C-like languages use the Clang front end. This component compiles C, C++, Objective C, and Objective C++ code into LLVM bitcode -- and from there into object files, using LLVM.

Other components include: the libc++ C++ standard library , the LLD linker , and more.

Getting the Source Code and Building LLVM

The LLVM Getting Started documentation may be out of date. The Clang Getting Started page might have more accurate information.

This is an example work-flow and configuration to get and build the LLVM source:

  1. Checkout LLVM (including related sub-projects like Clang):

    • git clone https://github.com/llvm/llvm-project.git

    • Or, on windows, git clone --config core.autocrlf=false https://github.com/llvm/llvm-project.git

  2. Configure and build LLVM and Clang:

    • cd llvm-project

    • mkdir build

    • cd build

    • cmake -G <generator> [options] ../llvm

      Some common build system generators are:

      • Ninja --- for generating Ninja build files. Most llvm developers use Ninja.
      • Unix Makefiles --- for generating make-compatible parallel makefiles.
      • Visual Studio --- for generating Visual Studio projects and solutions.
      • Xcode --- for generating Xcode projects.

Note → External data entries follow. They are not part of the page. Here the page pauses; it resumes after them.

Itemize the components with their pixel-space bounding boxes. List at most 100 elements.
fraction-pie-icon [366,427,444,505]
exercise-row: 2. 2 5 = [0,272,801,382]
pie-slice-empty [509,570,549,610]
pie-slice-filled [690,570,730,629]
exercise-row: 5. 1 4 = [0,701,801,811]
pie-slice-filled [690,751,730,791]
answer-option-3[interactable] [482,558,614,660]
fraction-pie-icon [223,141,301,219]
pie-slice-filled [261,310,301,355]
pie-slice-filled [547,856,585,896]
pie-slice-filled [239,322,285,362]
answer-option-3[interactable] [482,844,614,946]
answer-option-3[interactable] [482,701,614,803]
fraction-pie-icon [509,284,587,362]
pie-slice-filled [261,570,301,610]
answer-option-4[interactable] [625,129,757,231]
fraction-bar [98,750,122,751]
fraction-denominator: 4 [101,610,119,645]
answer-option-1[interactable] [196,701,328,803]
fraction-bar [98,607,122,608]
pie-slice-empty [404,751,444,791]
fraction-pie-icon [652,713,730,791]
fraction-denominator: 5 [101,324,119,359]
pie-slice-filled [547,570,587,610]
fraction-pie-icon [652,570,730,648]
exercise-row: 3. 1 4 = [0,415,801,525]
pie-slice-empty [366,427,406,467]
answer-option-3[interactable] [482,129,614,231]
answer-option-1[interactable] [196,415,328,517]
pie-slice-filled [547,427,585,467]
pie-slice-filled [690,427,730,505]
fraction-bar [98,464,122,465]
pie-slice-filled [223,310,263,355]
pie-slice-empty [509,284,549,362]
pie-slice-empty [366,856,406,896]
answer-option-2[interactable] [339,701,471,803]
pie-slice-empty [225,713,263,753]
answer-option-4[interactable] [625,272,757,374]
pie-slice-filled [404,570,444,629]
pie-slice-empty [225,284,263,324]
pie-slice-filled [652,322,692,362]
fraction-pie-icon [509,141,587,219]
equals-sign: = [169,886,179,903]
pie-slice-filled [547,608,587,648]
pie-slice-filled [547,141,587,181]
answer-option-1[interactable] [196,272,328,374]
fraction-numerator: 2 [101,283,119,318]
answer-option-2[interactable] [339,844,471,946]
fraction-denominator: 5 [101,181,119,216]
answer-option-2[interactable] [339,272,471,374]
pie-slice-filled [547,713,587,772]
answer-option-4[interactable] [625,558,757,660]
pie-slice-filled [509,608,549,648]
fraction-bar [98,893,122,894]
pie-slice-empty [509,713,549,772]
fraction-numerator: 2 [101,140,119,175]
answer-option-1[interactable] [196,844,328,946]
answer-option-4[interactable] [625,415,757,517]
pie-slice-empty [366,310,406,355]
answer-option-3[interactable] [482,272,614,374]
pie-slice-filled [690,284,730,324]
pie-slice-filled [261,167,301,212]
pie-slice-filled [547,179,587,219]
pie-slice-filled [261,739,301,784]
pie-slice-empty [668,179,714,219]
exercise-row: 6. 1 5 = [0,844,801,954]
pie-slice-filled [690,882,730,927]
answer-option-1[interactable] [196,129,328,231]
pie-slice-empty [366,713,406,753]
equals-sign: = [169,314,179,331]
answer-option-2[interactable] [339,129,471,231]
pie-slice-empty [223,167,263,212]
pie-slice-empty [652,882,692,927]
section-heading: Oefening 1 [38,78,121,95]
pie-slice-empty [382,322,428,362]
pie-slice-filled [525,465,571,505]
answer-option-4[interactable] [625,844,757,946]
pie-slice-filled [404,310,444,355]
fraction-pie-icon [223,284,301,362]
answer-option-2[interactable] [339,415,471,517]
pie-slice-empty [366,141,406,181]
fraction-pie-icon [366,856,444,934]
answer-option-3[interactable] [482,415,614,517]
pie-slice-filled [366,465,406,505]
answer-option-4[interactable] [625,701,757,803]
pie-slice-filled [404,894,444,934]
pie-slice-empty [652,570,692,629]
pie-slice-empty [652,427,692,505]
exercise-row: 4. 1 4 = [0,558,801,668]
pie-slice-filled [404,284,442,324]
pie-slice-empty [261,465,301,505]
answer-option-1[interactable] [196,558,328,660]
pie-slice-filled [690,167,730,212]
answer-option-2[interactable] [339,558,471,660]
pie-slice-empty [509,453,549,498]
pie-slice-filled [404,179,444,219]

      Some Common options:

      • -DLLVM_ENABLE_PROJECTS='...' --- semicolon-separated list of the LLVM sub-projects you'd like to additionally build. Can include any of: clang, clang-tools-extra, libcxx, libcxxabi, libunwind, lldb, compiler-rt, lld, polly, or debuginfo-tests.

        For example, to build LLVM, Clang, libcxx, and libcxxabi, use -DLLVM_ENABLE_PROJECTS="clang;libcxx;libcxxabi" .

      • -DCMAKE_INSTALL_PREFIX=directory --- Specify for directory the full path name of where you want the LLVM tools and libraries to be installed (default /usr/local ).

      • -DCMAKE_BUILD_TYPE=type --- Valid options for type are Debug, Release, RelWithDebInfo, and MinSizeRel. Default is Debug.

      • -DLLVM_ENABLE_ASSERTIONS=On --- Compile with assertion checks enabled (default is Yes for Debug builds, No for all other build types).

    • cmake --build . [-- [options] <target>] or your build system specified above directly.

      • The default target (i.e. ninja or make ) will build all of LLVM.

      • The check-all target (i.e. ninja check-all ) will run the regression tests to ensure everything is in working order.

      • CMake will generate targets for each tool and library, and most LLVM sub-projects generate their own check-<project> target.

      • Running a serial build will be slow . To improve speed, try running a parallel build. That's done by default in Ninja; for make , use the option -j NNN , where NNN is the number of parallel jobs, e.g. the number of CPUs you have.

    • For more information see CMake

Consult the Getting Started with LLVM page for detailed information on configuring and compiling LLVM. You can visit Directory Layout to learn about the layout of the source code tree.